Why would there be a lot of whales here? It seems that their main food source: the Antarctic krill (Euphasia superba) is abundant this season. Antarctic krill look like small versions of shrimp with beady eyes - but they are not shrimp; in fact they are in a different order. The zooplankton group (Leigh West, Jack Conroy and Dr. Debbie Steinberg) is studying where krill are likely to be abundant and why. They work with the whale and penguin researchers also so that a more complete picture emerges regarding the Antarctic foodweb. Krill are near the base of the foodweb in Antarctica. This means that most other animals eat them and thus Antarctic marine life really is dependent on the krill, from penguins to seals to whales.

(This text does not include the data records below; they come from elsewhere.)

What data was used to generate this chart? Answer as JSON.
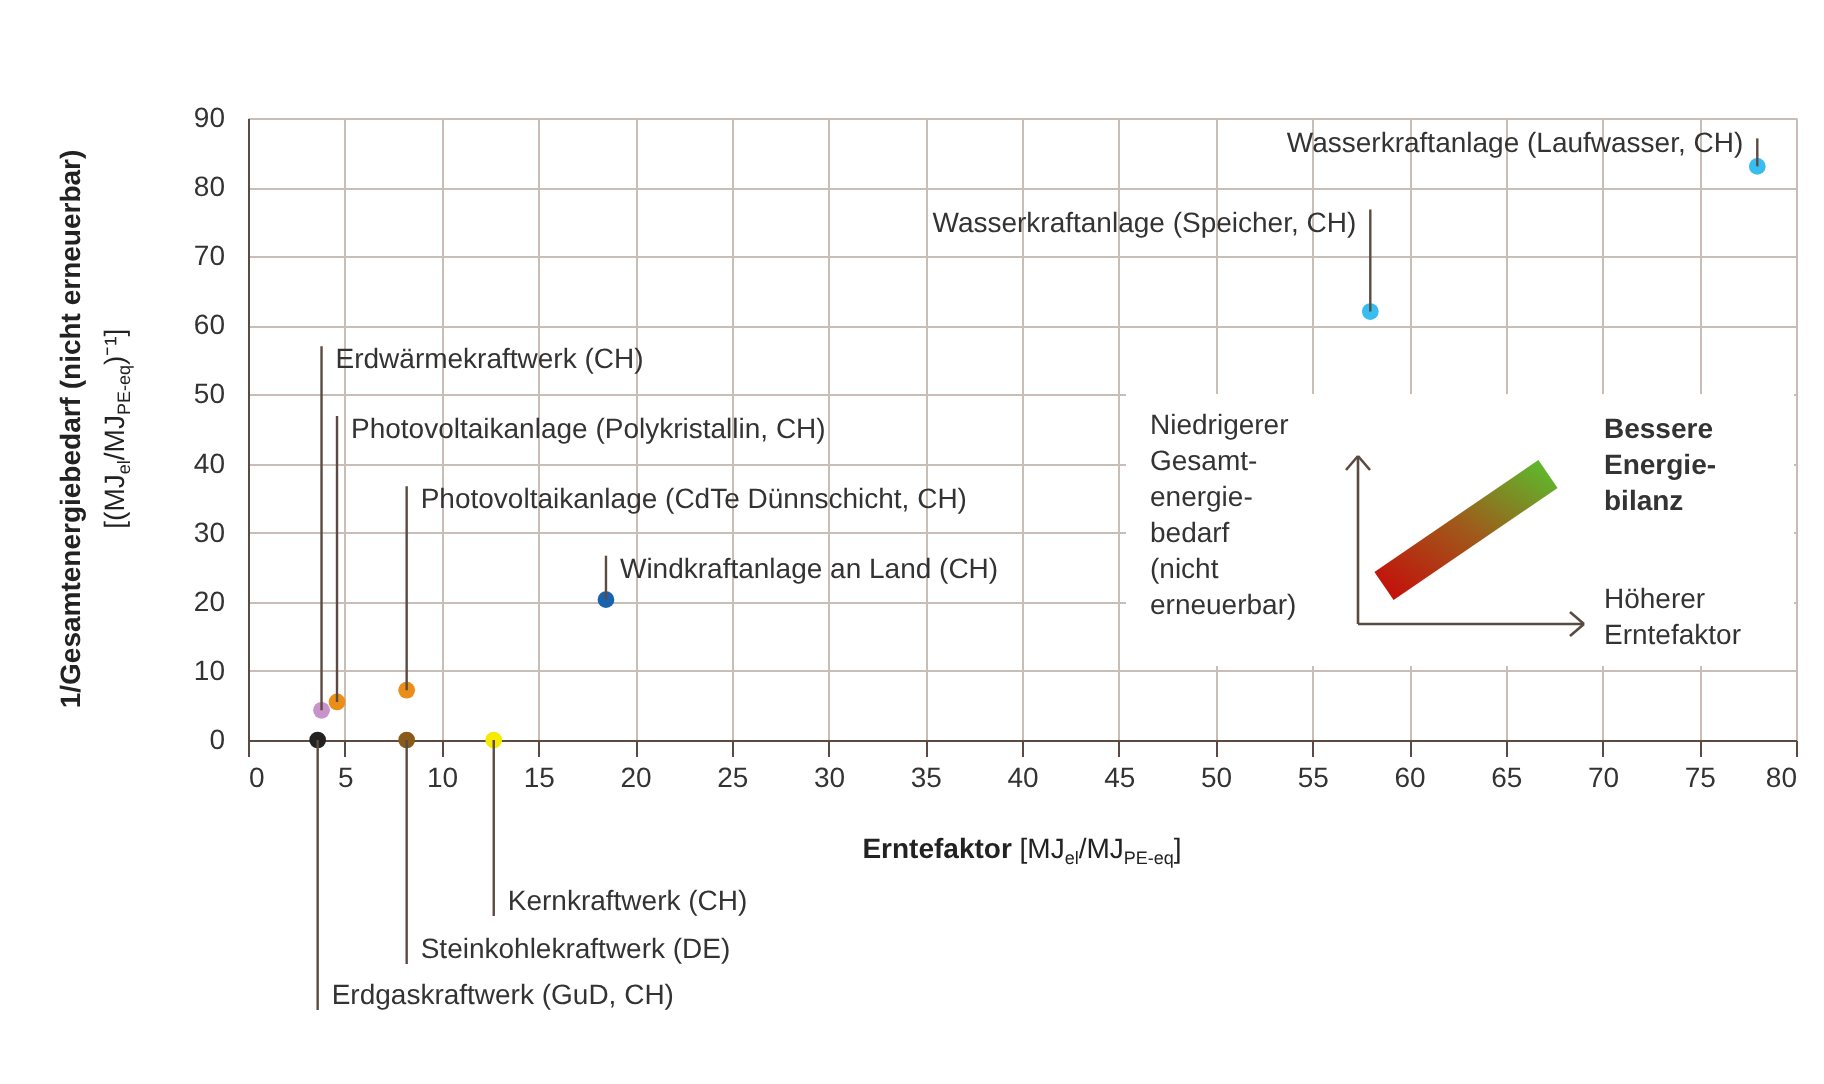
{
  "chart_data": {
    "type": "scatter",
    "xlabel": "Erntefaktor [MJ$_{el}$/MJ$_{PE-eq}$]",
    "ylabel": "1/Gesamtenergiebedarf (nicht erneuerbar) [(MJ$_{el}$/MJ$_{PE-eq}$)⁻¹]",
    "xlim": [
      0,
      80
    ],
    "xticks": [
      0,
      5,
      10,
      15,
      20,
      25,
      30,
      35,
      40,
      45,
      50,
      55,
      60,
      65,
      70,
      75,
      80
    ],
    "ylim": [
      0,
      90
    ],
    "yticks": [
      0,
      10,
      20,
      30,
      40,
      50,
      60,
      70,
      80,
      90
    ],
    "grid": true,
    "marker": "circle",
    "series": [
      {
        "type": "scatter",
        "x": [
          3.6,
          3.8,
          4.6,
          8.2,
          8.2,
          12.7,
          18.5,
          58,
          78
        ],
        "values": [
          0,
          4.3,
          5.5,
          7.2,
          0,
          0,
          20.3,
          62,
          83
        ],
        "colors": [
          "#222222",
          "#c893c8",
          "#ea8e17",
          "#ea8e17",
          "#8a5a1a",
          "#f5ea00",
          "#1a62ad",
          "#38bdf0",
          "#38bdf0"
        ]
      }
    ],
    "annotations": [
      {
        "text": "Erdgaskraftwerk (GuD, CH)",
        "x": 3.6,
        "y": 0
      },
      {
        "text": "Erdwärmekraftwerk (CH)",
        "x": 3.8,
        "y": 4.3
      },
      {
        "text": "Photovoltaikanlage (Polykristallin, CH)",
        "x": 4.6,
        "y": 5.5
      },
      {
        "text": "Photovoltaikanlage (CdTe Dünnschicht, CH)",
        "x": 8.2,
        "y": 7.2
      },
      {
        "text": "Steinkohlekraftwerk (DE)",
        "x": 8.2,
        "y": 0
      },
      {
        "text": "Kernkraftwerk (CH)",
        "x": 12.7,
        "y": 0
      },
      {
        "text": "Windkraftanlage an Land (CH)",
        "x": 18.5,
        "y": 20.3
      },
      {
        "text": "Wasserkraftanlage (Speicher, CH)",
        "x": 58,
        "y": 62
      },
      {
        "text": "Wasserkraftanlage (Laufwasser, CH)",
        "x": 78,
        "y": 83
      },
      "Niedrigerer\nGesamt-\nenergie-\nbedarf\n(nicht\nerneuerbar)",
      "Bessere\nEnergie-\nbilanz",
      "Höherer\nErntefaktor"
    ]
  }
}
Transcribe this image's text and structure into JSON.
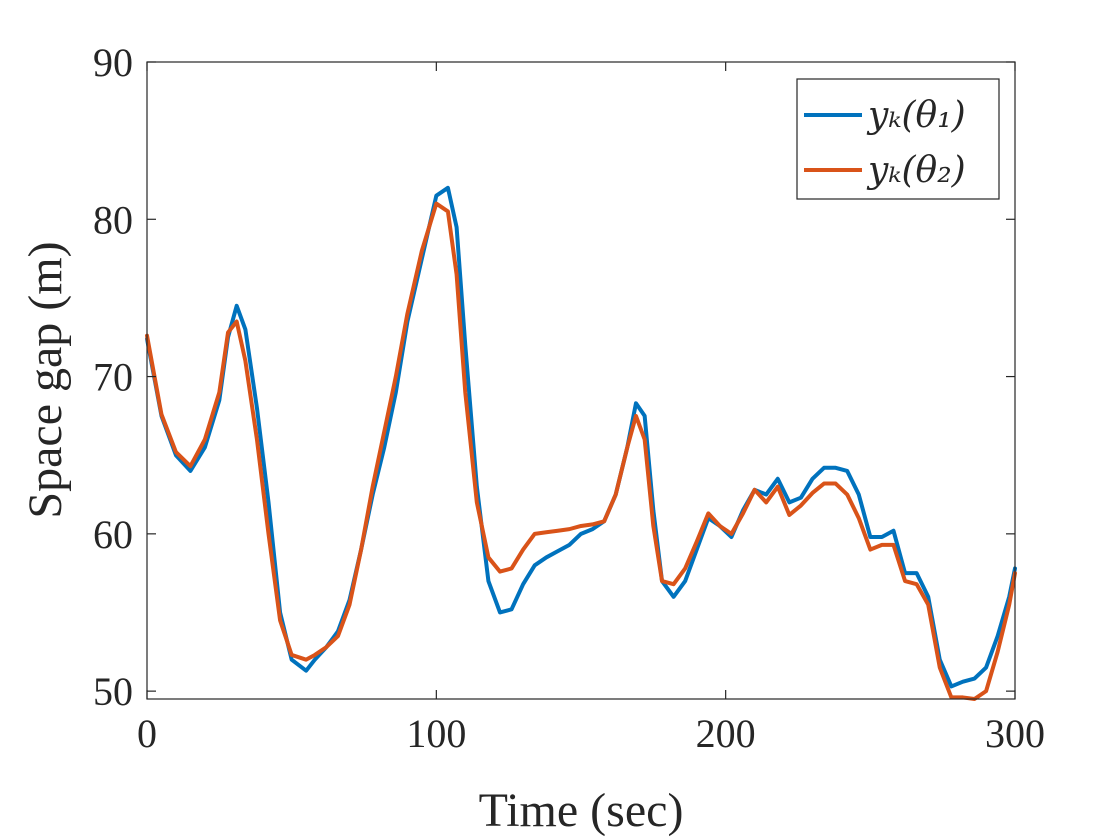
{
  "chart_data": {
    "type": "line",
    "xlabel": "Time (sec)",
    "ylabel": "Space gap (m)",
    "xlim": [
      0,
      300
    ],
    "ylim": [
      49.5,
      90
    ],
    "xticks": [
      0,
      100,
      200,
      300
    ],
    "yticks": [
      50,
      60,
      70,
      80,
      90
    ],
    "xtick_labels": [
      "0",
      "100",
      "200",
      "300"
    ],
    "ytick_labels": [
      "50",
      "60",
      "70",
      "80",
      "90"
    ],
    "grid": false,
    "legend_position": "top-right",
    "series": [
      {
        "name": "y_k(θ_1)",
        "legend_label": "yₖ(θ₁)",
        "color": "#0072BD",
        "x": [
          0,
          5,
          10,
          15,
          20,
          25,
          28,
          31,
          34,
          38,
          42,
          46,
          50,
          55,
          58,
          62,
          66,
          70,
          74,
          78,
          82,
          86,
          90,
          95,
          100,
          104,
          107,
          110,
          114,
          118,
          122,
          126,
          130,
          134,
          138,
          142,
          146,
          150,
          154,
          158,
          162,
          166,
          169,
          172,
          175,
          178,
          182,
          186,
          190,
          194,
          198,
          202,
          206,
          210,
          214,
          218,
          222,
          226,
          230,
          234,
          238,
          242,
          246,
          250,
          254,
          258,
          262,
          266,
          270,
          274,
          278,
          282,
          286,
          290,
          294,
          298,
          300
        ],
        "y": [
          72.4,
          67.5,
          65.0,
          64.0,
          65.5,
          68.5,
          72.5,
          74.5,
          73.0,
          68.0,
          62.0,
          55.0,
          52.0,
          51.3,
          52.0,
          52.8,
          53.8,
          55.8,
          59.0,
          62.5,
          65.5,
          69.0,
          73.5,
          77.5,
          81.5,
          82.0,
          79.5,
          72.0,
          63.0,
          57.0,
          55.0,
          55.2,
          56.8,
          58.0,
          58.5,
          58.9,
          59.3,
          60.0,
          60.3,
          60.8,
          62.5,
          65.5,
          68.3,
          67.5,
          61.5,
          57.0,
          56.0,
          57.0,
          59.0,
          61.0,
          60.5,
          59.8,
          61.5,
          62.8,
          62.5,
          63.5,
          62.0,
          62.3,
          63.5,
          64.2,
          64.2,
          64.0,
          62.5,
          59.8,
          59.8,
          60.2,
          57.5,
          57.5,
          56.0,
          52.0,
          50.3,
          50.6,
          50.8,
          51.5,
          53.5,
          56.0,
          57.8
        ]
      },
      {
        "name": "y_k(θ_2)",
        "legend_label": "yₖ(θ₂)",
        "color": "#D95319",
        "x": [
          0,
          5,
          10,
          15,
          20,
          25,
          28,
          31,
          34,
          38,
          42,
          46,
          50,
          55,
          58,
          62,
          66,
          70,
          74,
          78,
          82,
          86,
          90,
          95,
          100,
          104,
          107,
          110,
          114,
          118,
          122,
          126,
          130,
          134,
          138,
          142,
          146,
          150,
          154,
          158,
          162,
          166,
          169,
          172,
          175,
          178,
          182,
          186,
          190,
          194,
          198,
          202,
          206,
          210,
          214,
          218,
          222,
          226,
          230,
          234,
          238,
          242,
          246,
          250,
          254,
          258,
          262,
          266,
          270,
          274,
          278,
          282,
          286,
          290,
          294,
          298,
          300
        ],
        "y": [
          72.6,
          67.6,
          65.2,
          64.3,
          66.0,
          69.0,
          72.8,
          73.5,
          71.0,
          66.0,
          60.0,
          54.5,
          52.3,
          52.0,
          52.3,
          52.8,
          53.5,
          55.5,
          59.0,
          63.0,
          66.5,
          70.0,
          74.0,
          78.0,
          81.0,
          80.5,
          76.5,
          69.0,
          62.0,
          58.5,
          57.6,
          57.8,
          59.0,
          60.0,
          60.1,
          60.2,
          60.3,
          60.5,
          60.6,
          60.8,
          62.5,
          65.5,
          67.5,
          66.0,
          60.5,
          57.0,
          56.8,
          57.8,
          59.5,
          61.3,
          60.5,
          60.0,
          61.3,
          62.8,
          62.0,
          63.0,
          61.2,
          61.8,
          62.6,
          63.2,
          63.2,
          62.5,
          61.0,
          59.0,
          59.3,
          59.3,
          57.0,
          56.8,
          55.5,
          51.5,
          49.6,
          49.6,
          49.5,
          50.0,
          52.5,
          55.5,
          57.5
        ]
      }
    ]
  }
}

Researchers measure the lengths of krill and also perform bioacoustic surveys (more about that in a later blog). Meauring the lengths (see photo below) gives an indication of how old they are and thus whether the whales and other animals are feeding on older or younger krill.
The estimated biomass of krill in the Southern Ocean is about 500 million tonnes! They congegrate in enormous swarms - lucky for the animals that eat them! Their combined biomass is highest of any multicellular animal on this planet.
Krill are actually pretty cute….. And now we know they are a very important food source for many other marine species, such as whales. They are in essence the fuel of marine life.